At the beginning of 1843, a rebellion broke out in the south of Haiti that led to the overthrow of Boyer and opened a situation of instability taken advantage of by the conspirators of the secret society La Trinitaria, led by Juan Pablo Duarte. At that time, under the La Reforma regime, Bobadilla fell into disgrace for the first time as a result of being accused of being a collaborator of the deposed President Boyer. It cannot, however, be considered that he leaned towards Dominican independence out of resentment. In fact, knowing the environment of the time like no one else, he sensed that independence was going to occur and announced to his intimates that he had decided to accompany "the boys." The greatest effect of his separation from public positions must have been to facilitate his participation in conspiratorial activities. Until then, Bobadilla appeared as a collaborator of the Haitian regime, although it can be assumed that this position was the product of the conviction that there was no other alternative.

In subsequent years he issued virulent judgments about Haitian rule, which possibly reflected his true consideration and, therefore, led him to call for a breakup as soon as he saw it feasible. Its retrospective rejection was justified by cultural considerations that asserted a questionable substance of the Haitian people:

The distinctive character of Haitians is vain, proud, little inclined to work, friends of leisure and dissolution, without morals, without customs, without Religion, inclined to theft, lying, drunkenness and all the vices they can. constitute the degradation of a people, and almost no civil and political virtue can be pointed out to them. Practiced in murdering, plundering and devastating, their ambition is dominant and they have never been able to establish a solid government, having let the elements they had to constitute a State under the laws of reason and justice, known as the law of nations, disappear; so they have not been able to progress; They have always been in decline: they are enemies of foreigners, they do not allow them to marry in the country, acquire real estate […].

With his commitment, Bobadilla gave considerable impetus to the cause of the creation of the Dominican State in 1844, because many considered him as the prototype of the politician who was never wrong and reasoned that if he had oriented himself in that direction the event would end being produced.

This prestige allowed him to establish conspiratorial ties with important figures in Santo Domingo and nearby towns. Bobadilla's objective differed completely from that held by the Trinidadians, since he lacked faith in the possibility of the country achieving a defined status as an independent State. This conclusion was the product of the common sense that his experience provided him. For him it was inevitable that a power would take charge of Dominican affairs through annexation. The difference in positions between Bobadilla and the Trinitarios did not prevent them from trying to reach an agreement, for which a summit was held in the house of the two cannons, owned by Manuel Joaquín del Monte, another conservative lawyer who until then collaborated with the Haitians. The intransigence of both parties prevented agreements and the movement retreated after the repression deployed by President Charles Rivière-Hérard in mid-1843. As a result, Duarte had to leave the country, and Francisco del Rosario Sánchez remained at the head of the Trinitarios, maintaining the position that the objective It could not be other than absolute independence.
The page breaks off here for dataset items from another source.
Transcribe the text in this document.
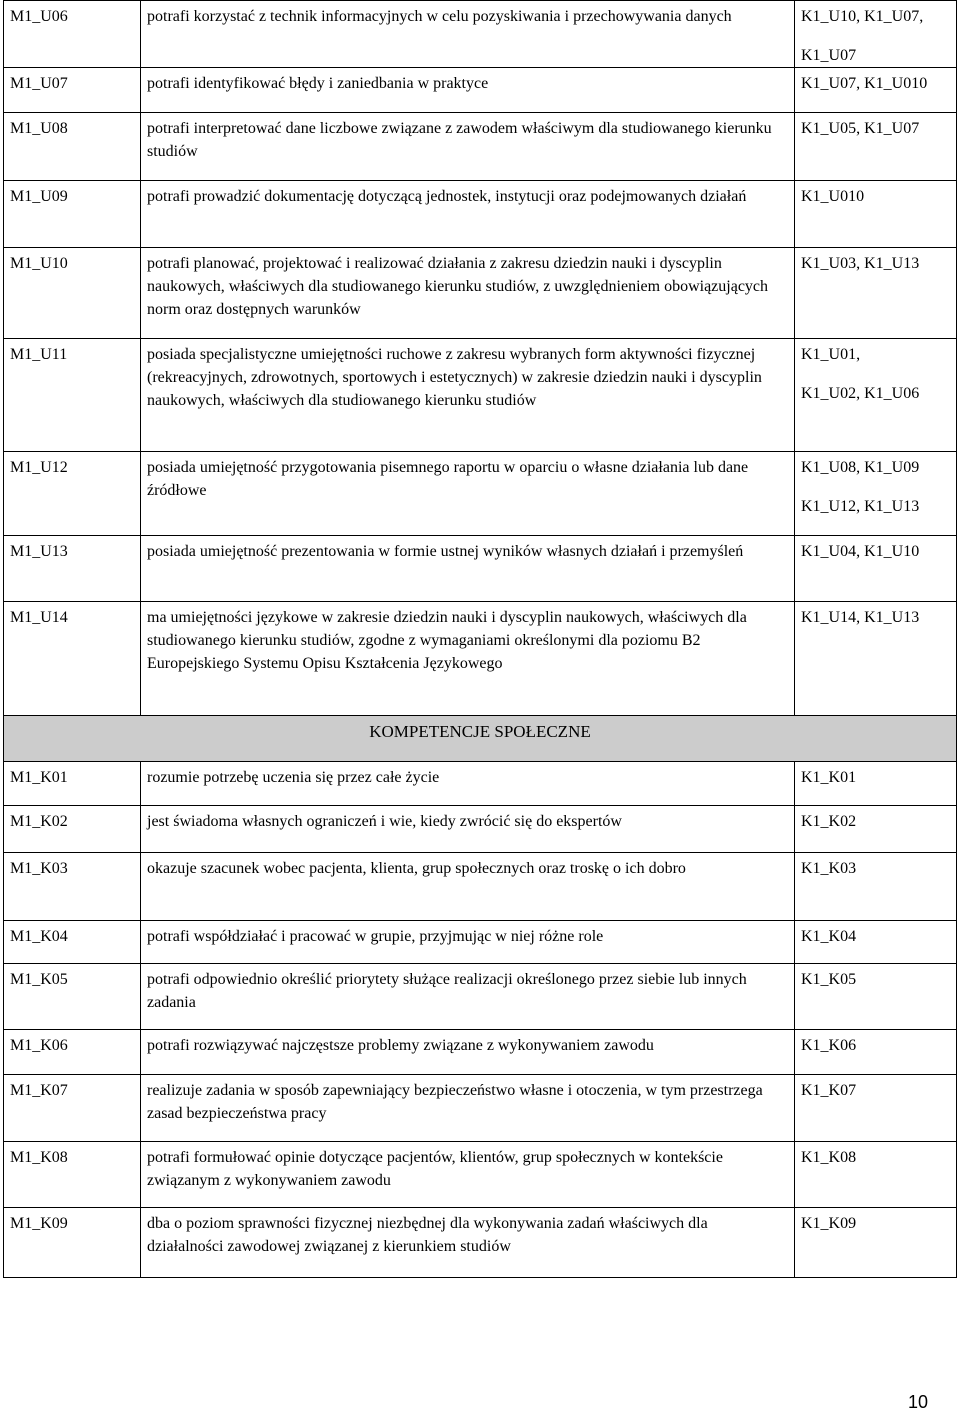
M1_U06	potrafi korzystać z technik informacyjnych w celu pozyskiwania i przechowywania danych	K1_U10, K1_U07,
K1_U07

M1_U07	potrafi identyfikować błędy i zaniedbania w praktyce	K1_U07, K1_U010

M1_U08	potrafi interpretować dane liczbowe związane z zawodem właściwym dla studiowanego kierunku studiów	K1_U05, K1_U07

M1_U09	potrafi prowadzić dokumentację dotyczącą jednostek, instytucji oraz podejmowanych działań	K1_U010

M1_U10	potrafi planować, projektować i realizować działania z zakresu dziedzin nauki i dyscyplin naukowych, właściwych dla studiowanego kierunku studiów, z uwzględnieniem obowiązujących norm oraz dostępnych warunków	K1_U03, K1_U13

M1_U11	posiada specjalistyczne umiejętności ruchowe z zakresu wybranych form aktywności fizycznej (rekreacyjnych, zdrowotnych, sportowych i estetycznych) w zakresie dziedzin nauki i dyscyplin naukowych, właściwych dla studiowanego kierunku studiów	K1_U01,
K1_U02, K1_U06

M1_U12	posiada umiejętność przygotowania pisemnego raportu w oparciu o własne działania lub dane źródłowe	K1_U08, K1_U09
K1_U12, K1_U13

M1_U13	posiada umiejętność prezentowania w formie ustnej wyników własnych działań i przemyśleń	K1_U04, K1_U10

M1_U14	ma umiejętności językowe w zakresie dziedzin nauki i dyscyplin naukowych, właściwych dla studiowanego kierunku studiów, zgodne z wymaganiami określonymi dla poziomu B2 Europejskiego Systemu Opisu Kształcenia Językowego	K1_U14, K1_U13

KOMPETENCJE SPOŁECZNE		
M1_K01	rozumie potrzebę uczenia się przez całe życie	K1_K01

M1_K02	jest świadoma własnych ograniczeń i wie, kiedy zwrócić się do ekspertów	K1_K02

M1_K03	okazuje szacunek wobec pacjenta, klienta, grup społecznych oraz troskę o ich dobro	K1_K03

M1_K04	potrafi współdziałać i pracować w grupie, przyjmując w niej różne role	K1_K04

M1_K05	potrafi odpowiednio określić priorytety służące realizacji określonego przez siebie lub innych zadania	K1_K05

M1_K06	potrafi rozwiązywać najczęstsze problemy związane z wykonywaniem zawodu	K1_K06

M1_K07	realizuje zadania w sposób zapewniający bezpieczeństwo własne i otoczenia, w tym przestrzega zasad bezpieczeństwa pracy	K1_K07

M1_K08	potrafi formułować opinie dotyczące pacjentów, klientów, grup społecznych w kontekście związanym z wykonywaniem zawodu	K1_K08

M1_K09	dba o poziom sprawności fizycznej niezbędnej dla wykonywania zadań właściwych dla działalności zawodowej związanej z kierunkiem studiów	K1_K09
10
Although Bobadilla did not give up placing his hopes on the establishment of a protectorate of France, at one point he realized that it would not be feasible to overthrow Haitian rule without counting on the young liberals, the most active sector of those days. In the second half of 1843, he established ties with another leader, Matías Ramón Mella, who insisted on the need for an alliance of all those opposed to Haitian rule. Finally, Sánchez accepted this position and entered into negotiations with Bobadilla. Once the coup was planned on 27 February by a secret committee of Trinitarios, its members, led by Sánchez, decided to make an agreement with Bobadilla and other conservatives on the basis of recognizing that a fully independent State was going to be founded. Sánchez wrote the Manifesto of January 16, 1844, which stated the causes of the overthrow of Haitian rule and the policy that the Dominican Republic should follow. The sources agree that Bobadilla took part in the preparation of the text or he was its editor; The most credible thing is that he corrected and expanded it.

===President of the Board===
After the initial fighting, liberal Trinitarians and conservative Frenchifieds begun the organisation of the Dominican State on 1 March 1844; they established a cabinet called the "Central Gubernative Junta" and chose Bobadilla as president. He issued a decree that ensured that the new government will not act against the Haitians who reside in the territory and respect their properties. The content of the resolution is the following:

Instructed that the news is circulated in the public that due to the political change that has just taken place, the individuals of the Western Part who lived in it must leave this city, and those of French origin born in the former Spanish Part makes it known: “That according to established principles, the current Government is not in the intention of expelling any of those who are included in the previous category; that on the contrary, their persons and properties will be respected and that those from the Western Part who make known to the Board their determination to join our cause will be enabled to take an oath of fidelity before the municipal mayor, first obtaining an order to do so from this Board."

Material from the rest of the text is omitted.